To create the 377SGT, ASI technicians built an entirely new fuselage to connect parts taken from a Stratocruiser, including the nose section and pressurized cockpit, wings, lower sections of engine nacelles, parts of the tail surfaces and the main landing gear. The nose wheel came from a Boeing 707, but it was rotated 180 degrees prior to installation. A 23-foot center section was inserted into the wing to give additional clearance between the propeller tips and the fuselage. The air-conditioned forward cabin features seating for three crew and four passengers.

The 377SGT is equipped with Allison T-56-501-D22C turboprop engines that give the Super Guppy an airspeed of around 200 knots at low altitudes. At higher altitudes the aircraft is limited to 185 knots. ASI took engine cowlings of the type used on Lockheed Electra/P-3 Orion airplanes, but used propellers and spinners from a C-130 Hercules. The P-3's propellers are built for speed, whereas the C-130's are built for high loads. The upper nacelles were constructed using parts from a P-3 and adapting the Lockheed cowls to the existing lower nacelles and landing gear housing.

While building the fourth 377SGT for Airbus, ASI found that there were no B377 or C-97 airframes left to cannibalize.

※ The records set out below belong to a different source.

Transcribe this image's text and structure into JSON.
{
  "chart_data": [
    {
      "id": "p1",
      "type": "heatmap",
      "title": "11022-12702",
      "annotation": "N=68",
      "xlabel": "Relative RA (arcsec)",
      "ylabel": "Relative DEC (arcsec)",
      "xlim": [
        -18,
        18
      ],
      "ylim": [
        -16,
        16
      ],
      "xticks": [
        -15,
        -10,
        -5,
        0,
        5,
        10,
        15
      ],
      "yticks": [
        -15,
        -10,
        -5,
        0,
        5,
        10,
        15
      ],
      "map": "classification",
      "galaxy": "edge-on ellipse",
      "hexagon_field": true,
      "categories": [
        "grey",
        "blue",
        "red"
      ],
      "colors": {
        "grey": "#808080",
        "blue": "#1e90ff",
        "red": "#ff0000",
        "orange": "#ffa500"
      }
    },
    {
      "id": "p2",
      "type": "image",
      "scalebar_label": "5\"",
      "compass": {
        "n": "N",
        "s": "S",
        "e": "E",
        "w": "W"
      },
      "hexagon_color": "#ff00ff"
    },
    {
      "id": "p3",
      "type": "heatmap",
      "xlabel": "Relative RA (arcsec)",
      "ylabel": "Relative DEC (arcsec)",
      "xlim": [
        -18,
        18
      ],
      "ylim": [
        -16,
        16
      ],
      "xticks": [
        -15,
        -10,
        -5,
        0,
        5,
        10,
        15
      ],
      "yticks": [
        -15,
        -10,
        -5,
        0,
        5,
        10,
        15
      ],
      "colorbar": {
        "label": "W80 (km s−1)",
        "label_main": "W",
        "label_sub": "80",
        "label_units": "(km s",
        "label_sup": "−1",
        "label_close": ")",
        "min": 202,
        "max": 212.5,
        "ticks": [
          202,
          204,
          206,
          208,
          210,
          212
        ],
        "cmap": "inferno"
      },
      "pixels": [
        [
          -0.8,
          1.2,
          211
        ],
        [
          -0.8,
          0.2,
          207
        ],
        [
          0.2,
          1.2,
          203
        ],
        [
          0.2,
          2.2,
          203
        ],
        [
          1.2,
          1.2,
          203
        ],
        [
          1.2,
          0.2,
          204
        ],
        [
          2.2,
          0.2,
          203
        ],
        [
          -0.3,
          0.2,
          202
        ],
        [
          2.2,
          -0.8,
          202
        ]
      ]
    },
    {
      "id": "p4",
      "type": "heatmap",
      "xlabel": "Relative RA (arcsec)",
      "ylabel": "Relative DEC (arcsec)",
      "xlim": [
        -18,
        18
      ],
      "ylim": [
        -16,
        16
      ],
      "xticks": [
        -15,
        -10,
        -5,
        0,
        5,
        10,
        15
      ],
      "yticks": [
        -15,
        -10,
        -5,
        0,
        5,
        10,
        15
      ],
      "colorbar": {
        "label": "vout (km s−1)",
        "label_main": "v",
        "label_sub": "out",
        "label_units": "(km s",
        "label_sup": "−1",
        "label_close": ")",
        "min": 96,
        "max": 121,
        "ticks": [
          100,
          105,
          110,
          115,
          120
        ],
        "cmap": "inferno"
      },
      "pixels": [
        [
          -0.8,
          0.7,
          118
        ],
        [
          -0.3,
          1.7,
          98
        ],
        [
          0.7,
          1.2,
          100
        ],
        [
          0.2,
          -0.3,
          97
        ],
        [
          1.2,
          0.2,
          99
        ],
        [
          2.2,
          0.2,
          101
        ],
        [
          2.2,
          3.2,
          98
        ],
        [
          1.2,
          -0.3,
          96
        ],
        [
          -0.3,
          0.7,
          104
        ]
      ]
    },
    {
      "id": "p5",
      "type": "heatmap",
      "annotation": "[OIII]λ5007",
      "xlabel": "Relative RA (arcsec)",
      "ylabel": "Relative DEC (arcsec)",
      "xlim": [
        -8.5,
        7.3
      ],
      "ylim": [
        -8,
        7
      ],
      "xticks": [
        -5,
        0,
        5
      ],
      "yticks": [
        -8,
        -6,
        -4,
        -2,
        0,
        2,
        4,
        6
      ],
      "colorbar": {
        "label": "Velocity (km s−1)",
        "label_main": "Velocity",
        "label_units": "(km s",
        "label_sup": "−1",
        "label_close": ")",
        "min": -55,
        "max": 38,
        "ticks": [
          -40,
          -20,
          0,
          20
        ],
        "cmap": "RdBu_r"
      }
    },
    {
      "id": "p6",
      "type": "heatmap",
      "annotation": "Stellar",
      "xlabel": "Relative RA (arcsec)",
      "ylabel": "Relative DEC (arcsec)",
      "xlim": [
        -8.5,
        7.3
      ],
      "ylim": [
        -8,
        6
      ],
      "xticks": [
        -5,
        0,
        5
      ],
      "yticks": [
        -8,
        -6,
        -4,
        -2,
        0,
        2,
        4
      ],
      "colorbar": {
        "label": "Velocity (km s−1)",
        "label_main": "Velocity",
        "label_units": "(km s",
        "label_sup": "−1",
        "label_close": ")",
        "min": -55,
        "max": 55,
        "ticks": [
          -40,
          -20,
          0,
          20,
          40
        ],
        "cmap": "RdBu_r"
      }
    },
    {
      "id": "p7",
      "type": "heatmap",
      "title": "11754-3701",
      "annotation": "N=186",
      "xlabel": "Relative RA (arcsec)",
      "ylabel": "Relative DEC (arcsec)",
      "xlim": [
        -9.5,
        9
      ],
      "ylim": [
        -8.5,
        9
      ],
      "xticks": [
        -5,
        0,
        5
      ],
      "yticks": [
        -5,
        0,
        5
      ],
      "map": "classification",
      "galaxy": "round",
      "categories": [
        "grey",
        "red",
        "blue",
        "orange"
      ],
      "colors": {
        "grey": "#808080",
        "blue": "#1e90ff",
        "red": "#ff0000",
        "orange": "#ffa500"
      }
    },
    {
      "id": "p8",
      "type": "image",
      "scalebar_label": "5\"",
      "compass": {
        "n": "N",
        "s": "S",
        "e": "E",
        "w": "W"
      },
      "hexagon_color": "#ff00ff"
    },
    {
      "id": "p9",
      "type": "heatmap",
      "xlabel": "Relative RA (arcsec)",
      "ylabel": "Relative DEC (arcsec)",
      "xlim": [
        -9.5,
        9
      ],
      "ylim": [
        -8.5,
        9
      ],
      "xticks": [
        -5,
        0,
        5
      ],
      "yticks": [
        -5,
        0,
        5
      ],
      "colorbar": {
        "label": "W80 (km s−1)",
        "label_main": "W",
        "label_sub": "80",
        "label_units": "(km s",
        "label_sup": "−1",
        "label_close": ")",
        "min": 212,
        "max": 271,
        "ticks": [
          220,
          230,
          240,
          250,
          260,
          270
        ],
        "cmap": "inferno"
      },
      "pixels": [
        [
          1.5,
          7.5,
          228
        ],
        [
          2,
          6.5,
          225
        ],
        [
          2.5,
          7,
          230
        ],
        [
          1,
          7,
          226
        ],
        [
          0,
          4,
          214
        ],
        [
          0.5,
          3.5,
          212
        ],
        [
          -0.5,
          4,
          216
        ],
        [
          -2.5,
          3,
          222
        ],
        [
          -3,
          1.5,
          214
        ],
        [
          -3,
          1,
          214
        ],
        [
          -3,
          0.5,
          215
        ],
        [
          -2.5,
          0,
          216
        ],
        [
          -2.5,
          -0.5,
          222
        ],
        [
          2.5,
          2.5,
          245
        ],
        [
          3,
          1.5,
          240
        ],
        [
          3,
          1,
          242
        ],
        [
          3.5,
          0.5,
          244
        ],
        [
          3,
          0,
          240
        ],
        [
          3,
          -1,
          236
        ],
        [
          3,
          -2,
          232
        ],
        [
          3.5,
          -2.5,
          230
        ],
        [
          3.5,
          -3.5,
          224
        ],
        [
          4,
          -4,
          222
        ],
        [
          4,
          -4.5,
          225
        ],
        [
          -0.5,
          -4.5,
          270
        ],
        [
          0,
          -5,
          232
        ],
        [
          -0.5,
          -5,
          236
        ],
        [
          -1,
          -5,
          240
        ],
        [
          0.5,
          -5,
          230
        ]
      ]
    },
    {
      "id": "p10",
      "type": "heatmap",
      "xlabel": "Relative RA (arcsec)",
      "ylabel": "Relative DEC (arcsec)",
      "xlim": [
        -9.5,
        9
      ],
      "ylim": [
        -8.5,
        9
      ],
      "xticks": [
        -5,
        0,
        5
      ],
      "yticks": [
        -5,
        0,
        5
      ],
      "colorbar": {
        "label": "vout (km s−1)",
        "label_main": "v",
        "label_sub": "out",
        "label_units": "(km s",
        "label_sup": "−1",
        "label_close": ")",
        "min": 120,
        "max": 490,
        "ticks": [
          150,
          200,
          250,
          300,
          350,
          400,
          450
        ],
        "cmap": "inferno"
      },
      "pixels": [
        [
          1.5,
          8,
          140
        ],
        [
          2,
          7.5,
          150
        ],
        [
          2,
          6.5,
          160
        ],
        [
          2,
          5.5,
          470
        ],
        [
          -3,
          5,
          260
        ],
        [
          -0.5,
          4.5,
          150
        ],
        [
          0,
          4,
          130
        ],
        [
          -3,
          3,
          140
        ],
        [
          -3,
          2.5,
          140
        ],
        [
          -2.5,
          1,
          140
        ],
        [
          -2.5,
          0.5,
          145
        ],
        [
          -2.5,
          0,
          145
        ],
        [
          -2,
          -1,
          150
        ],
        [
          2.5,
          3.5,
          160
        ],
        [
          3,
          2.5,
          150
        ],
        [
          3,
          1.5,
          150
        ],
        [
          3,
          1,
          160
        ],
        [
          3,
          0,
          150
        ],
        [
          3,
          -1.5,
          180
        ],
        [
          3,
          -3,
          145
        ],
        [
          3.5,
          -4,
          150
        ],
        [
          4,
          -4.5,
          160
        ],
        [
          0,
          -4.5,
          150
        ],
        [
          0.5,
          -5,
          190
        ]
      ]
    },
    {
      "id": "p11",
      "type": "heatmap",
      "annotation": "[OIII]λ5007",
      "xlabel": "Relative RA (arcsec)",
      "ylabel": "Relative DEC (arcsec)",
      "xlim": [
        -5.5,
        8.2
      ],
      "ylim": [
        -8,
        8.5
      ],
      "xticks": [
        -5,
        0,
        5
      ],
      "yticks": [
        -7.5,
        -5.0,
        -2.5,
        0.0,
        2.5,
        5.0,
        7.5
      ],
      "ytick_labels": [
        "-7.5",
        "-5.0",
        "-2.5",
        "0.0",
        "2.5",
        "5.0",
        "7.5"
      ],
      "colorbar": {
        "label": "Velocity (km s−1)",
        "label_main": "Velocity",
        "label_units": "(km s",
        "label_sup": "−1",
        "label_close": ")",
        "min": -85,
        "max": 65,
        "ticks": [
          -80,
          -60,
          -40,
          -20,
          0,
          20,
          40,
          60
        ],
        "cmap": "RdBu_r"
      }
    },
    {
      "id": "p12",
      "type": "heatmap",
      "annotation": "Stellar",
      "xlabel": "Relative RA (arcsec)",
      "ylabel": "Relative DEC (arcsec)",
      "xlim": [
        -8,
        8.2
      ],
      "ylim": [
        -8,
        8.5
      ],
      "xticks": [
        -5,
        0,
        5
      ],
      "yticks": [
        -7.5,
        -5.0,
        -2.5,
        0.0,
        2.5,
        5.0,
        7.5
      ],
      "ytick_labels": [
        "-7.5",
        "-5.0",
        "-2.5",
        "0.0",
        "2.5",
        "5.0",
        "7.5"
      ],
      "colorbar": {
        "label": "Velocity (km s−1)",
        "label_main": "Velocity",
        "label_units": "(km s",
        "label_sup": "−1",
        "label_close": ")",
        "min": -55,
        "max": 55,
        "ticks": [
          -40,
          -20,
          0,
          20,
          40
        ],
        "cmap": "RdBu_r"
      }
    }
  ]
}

They had all been scrapped. In desperation, ASI bought lower fuselage parts from the disassembled Pregnant Guppy and shipped them to France where they were incorporated into the 377SGT. Hence, the last Guppy built contains parts of the first Guppy, which included parts of one of the first Stratocruisers.

The airplane's nose is hinged on the left side of the fuselage. The 377SGT is equipped with three built-in jacks, two in front of the wing and one behind. These jacks support and steady the airplane before the fuselage joint is unlocked, and the nose opened and wheeled out of the way.

A system of rails in the cargo compartment is used with either pallets or fixtures designed for specific cargo. An electric winch beneath the cargo bay floor moves pallets or fixtures on rail-mounted rollers. Automatic hydraulic lock pins in the rail secure the pallet for flight.

The cargo hold has a maximum interior diameter of 25 feet and overall length of just over 111 feet, with a constant 25-foot-diameter section 32 feet long. The 377SGT's absolute volume is 49,750 cubic feet with a usable volume of 39,000 cubic feet.

After landing gear maintenance was complete, NASA's big fish returned to Johnson May 4.